UCSC done crying over Trump, hosts 'People's Inauguration' protest

The University of California, Santa Cruz is in the midst of a week-long “People’s Inauguration” to protest Donald Trump’s election, which “deeply troubled” administrators at the time.

In a letter recently obtained by Campus Reform, the provost of Oakes College (one of ten academic colleges at UCSC) lamented the election of “a person who has been overtly and openly racist, sexist, anti-immigrant, anti-Muslim, ableist, cis-sexist, xenophobic, and much more while on the campaign trail.”

[RELATED: Profs quivering with fear, anger after Trump election]

“We are deeply troubled and stand more firm in our resolve regarding the work that we all hold essential at Oakes. We will continue to fight for equity and justice,” Provost Regina Day Langhout continued, encouraging her students to “love each other boldly” and “be transparent with our despair, and cry openly alongside one another.”

Langhout went on to conclude the letter with a salutation of “with our hearts broken wide open and our fists raised high,” affixing her signature alongside those of four other administrators.

Langhout’s letter, sent just two days after Trump’s election, appears to violate some of the school’s policies regarding the use of university resources for political purposes.

[RELATED: EXCLUSIVE: Students flout tax rules to help Hillary]

In fact, UCSC’s director of government relations, Donna Blitzer, sent a reminder note to the entire “UCSC community” months before the election in which she explains that university employees “should take care to avoid any implication that their private political activities are carried out in their university capacities or are otherwise endorsed by the university.”

Blitzer then links to the school’s guidelines for “participation in ballot campaigns,” which concedes that while “an employee does not give up his or her constitutional rights upon joining a public agency,” employees, “including high officials,” should not “use public resources (including time on the job) to advocate a particular position on a ballot measure.”

Campus Reform reached out to Langhout for comment on whether or not she thinks her actions complied with university policy, but did not receive a response in time for publication.

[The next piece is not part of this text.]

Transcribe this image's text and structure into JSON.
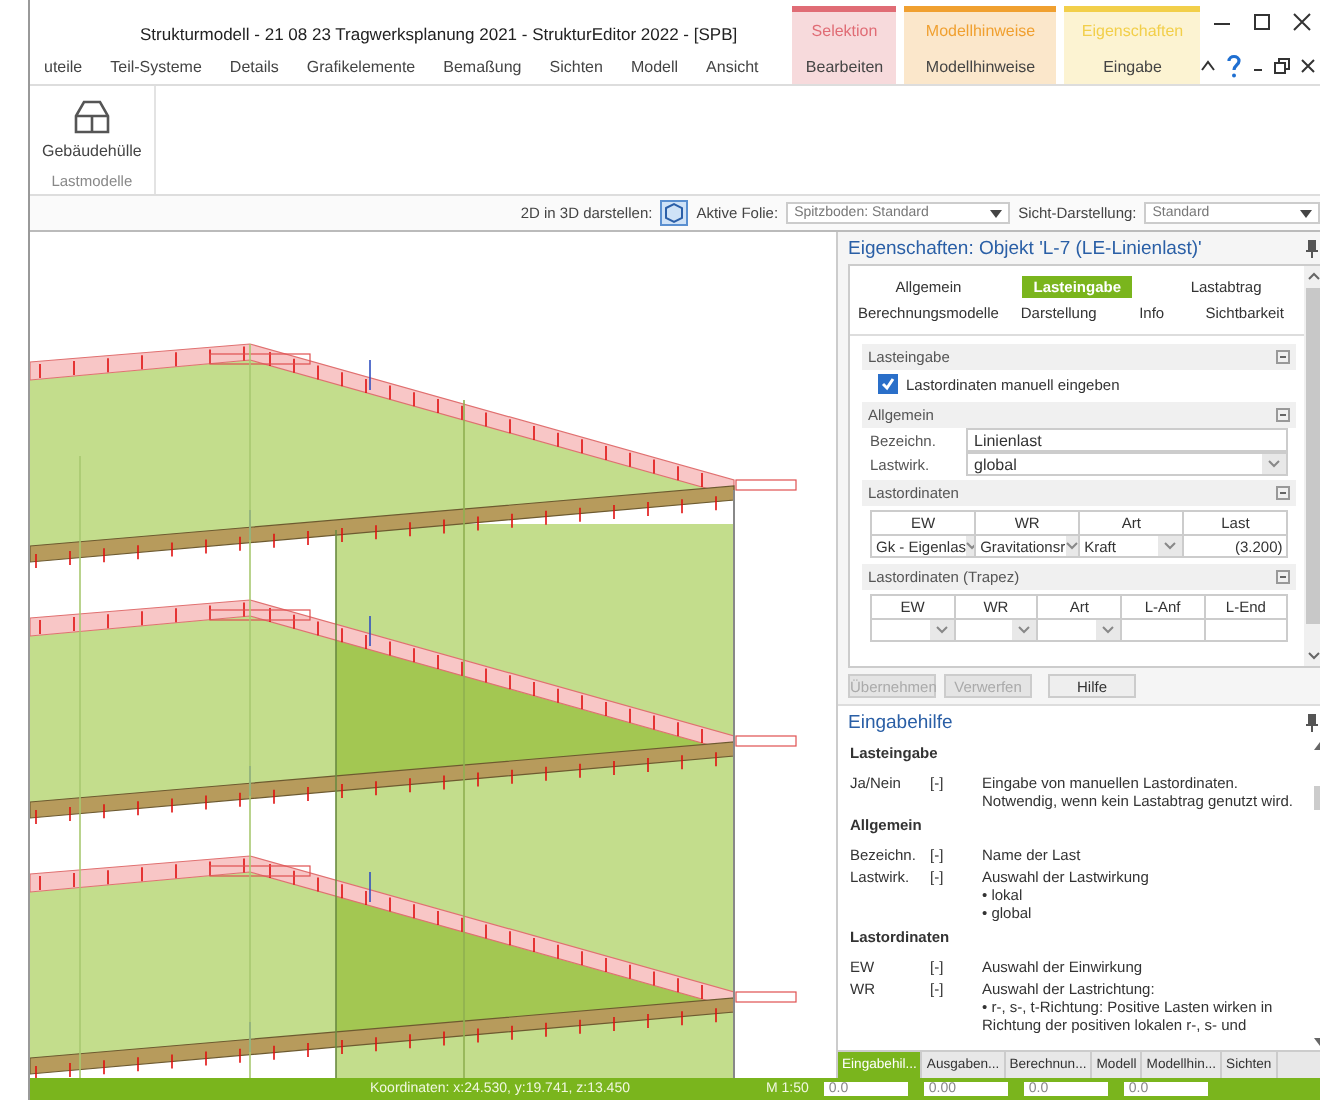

With Trump’s election now official and his inauguration set to take place, two UCSC colleges, Porter College and Kresge College, are sponsoring a “People’s Inauguration” where students can “come together” for a week-long series of events in protest of the president-elect’s upcoming inauguration.

An advertisement for the week of protests explicitly notes that is has been “made possible with generous support from Porter College and Kresge College,” though UCSC did not comment on whether this includes financial support.

[RELATED: Profs pledge to ‘use regular class time’ to protest Trump]

While the advertisement does not explicitly mention Trump by name, UCSC’s protests are part of a larger “teach-in” effort that Campus Reform has previously reported on called “Teach, Organize, Resist,” which unabashedly describes itself as an “opportunity to affirm the role of critical thinking and academic knowledge in challenging Trumpism.”